6 Mars 2008 , Rédigé par PCF - Section Paris 15ème Publié dans #PARIS

Financement des campagnes électorales : des lois que nous sommes fiers de n’avoir pas votées !

 

145.655,59 euros. C’est la somme maximale de dépenses « électorales » qui pourra être remboursée par l’Etat aux listes qui atteindront le deuxième tour des élections municipales dans notre 15ème arrondissement de Paris. 109.234, 27 à celles qui auront atteint 5% au 1er tour.

 

Ces sommes ne comprennent pas la propagande dite « officielle ». Les bulletins de vote, affiches pour les panneaux municipaux et circulaires électorales envoyées à domiciles sont également remboursés, de façon tout à fait légitime, sous certaines conditions, aux listes ayant obtenu plus de 5% des voix.

 

Que représentent ces 145.655,59 euros ? L’équivalent de 7.000.000 de tracts recto-verso en noir et blanc, tels que nous en produisons : 50 par électeur !

 

Mais cette somme considérable peut être consacrée à bien d’autres dépenses dans l’année précédant le scrutin, conformément aux textes officiels rappelés par la Commission nationale des comptes de campagne. Les candidats peuvent louer des salons, des véhicules, du matériel, inviter des électeurs à un banquet, acheter des fichiers de données pour message publicitaire, recruter du personnel, par exemple des distributeurs à la place de militants bénévoles, avoir recours à une agence d’intérim, recourir à des « bureaux d’études », payer des artistes pour animer la campagne, faire réaliser des sondages…

 

Tout ces frais, jusqu’à concours de 145.655,59 euros leur seront remboursés, c'est-à-dire réglés par le contribuable.

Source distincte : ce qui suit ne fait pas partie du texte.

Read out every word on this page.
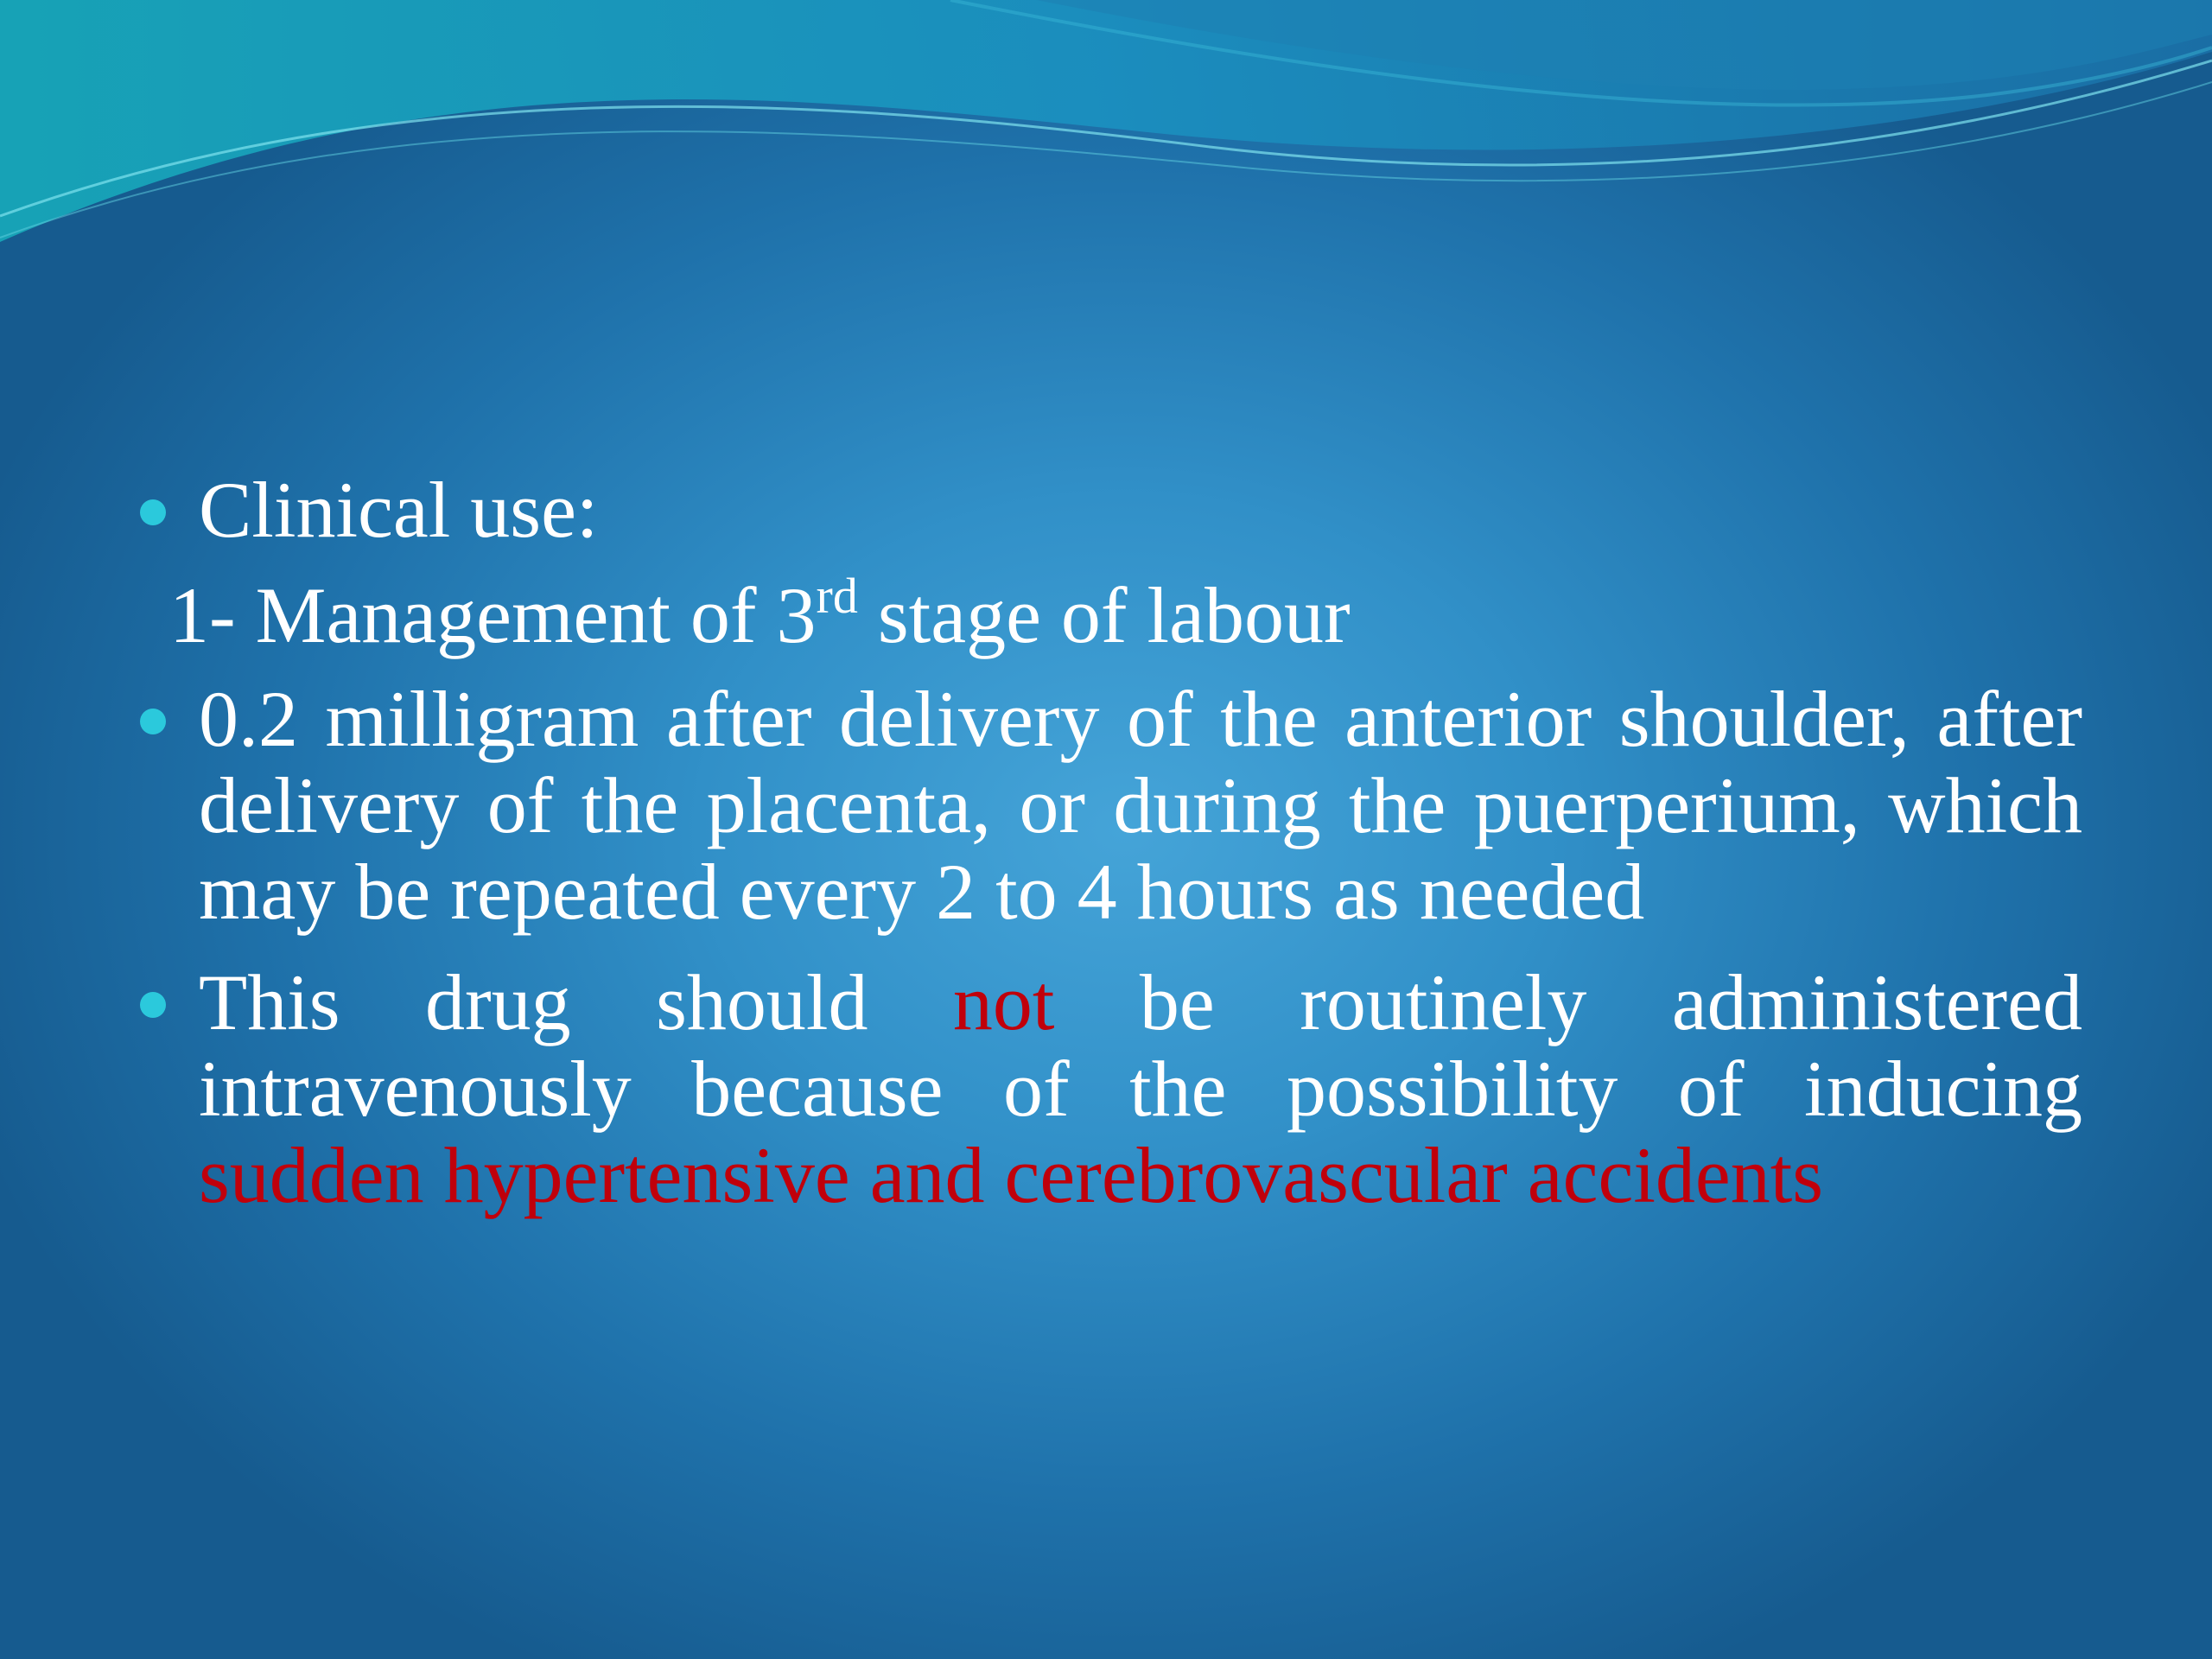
Clinical use:

1- Management of 3rd stage of labour

0.2 milligram after delivery of the anterior shoulder, after delivery of the placenta, or during the puerperium, which may be repeated every 2 to 4 hours as needed

This drug should not be routinely administered intravenously because of the possibility of inducing sudden hypertensive and cerebrovascular accidents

Tous les gadgets qui n’ont rien à voir avec le débat politique, toute la publicité électorale intempestive : les électeurs les payent eux-mêmes.

 

Quand des candidats du 15ème vous invitent à boire un coup, allez-y ! C’est vous qui payez ! Quand le maire sortant emploie un centre d’appels téléphoniques pour contacter à domicile tous les abonnés du 15ème et promouvoir la candidature de son favori, c’est toujours vous qui payez ! Les Tee-shirts ridicules des uns et des autres: c’est encore vous qui les payez ! On va tout droit vers des campagnes carnaval à l’américaine. Aux frais des électeurs.

 

Loin de « moraliser » la vie politique, les lois sur le financement des partis ont préparé le terrain à une dévalorisation de la politique, à une marchandisation des campagnes électorales. Le PCF et ses parlementaires s’y sont toujours opposés, notamment à la loi « d’amnistie ». Les plafonds de dépenses remboursées et la nature de ces dépenses doivent être fortement revus.
Pour nous, seule l’action militante, l’engagement ont une valeur!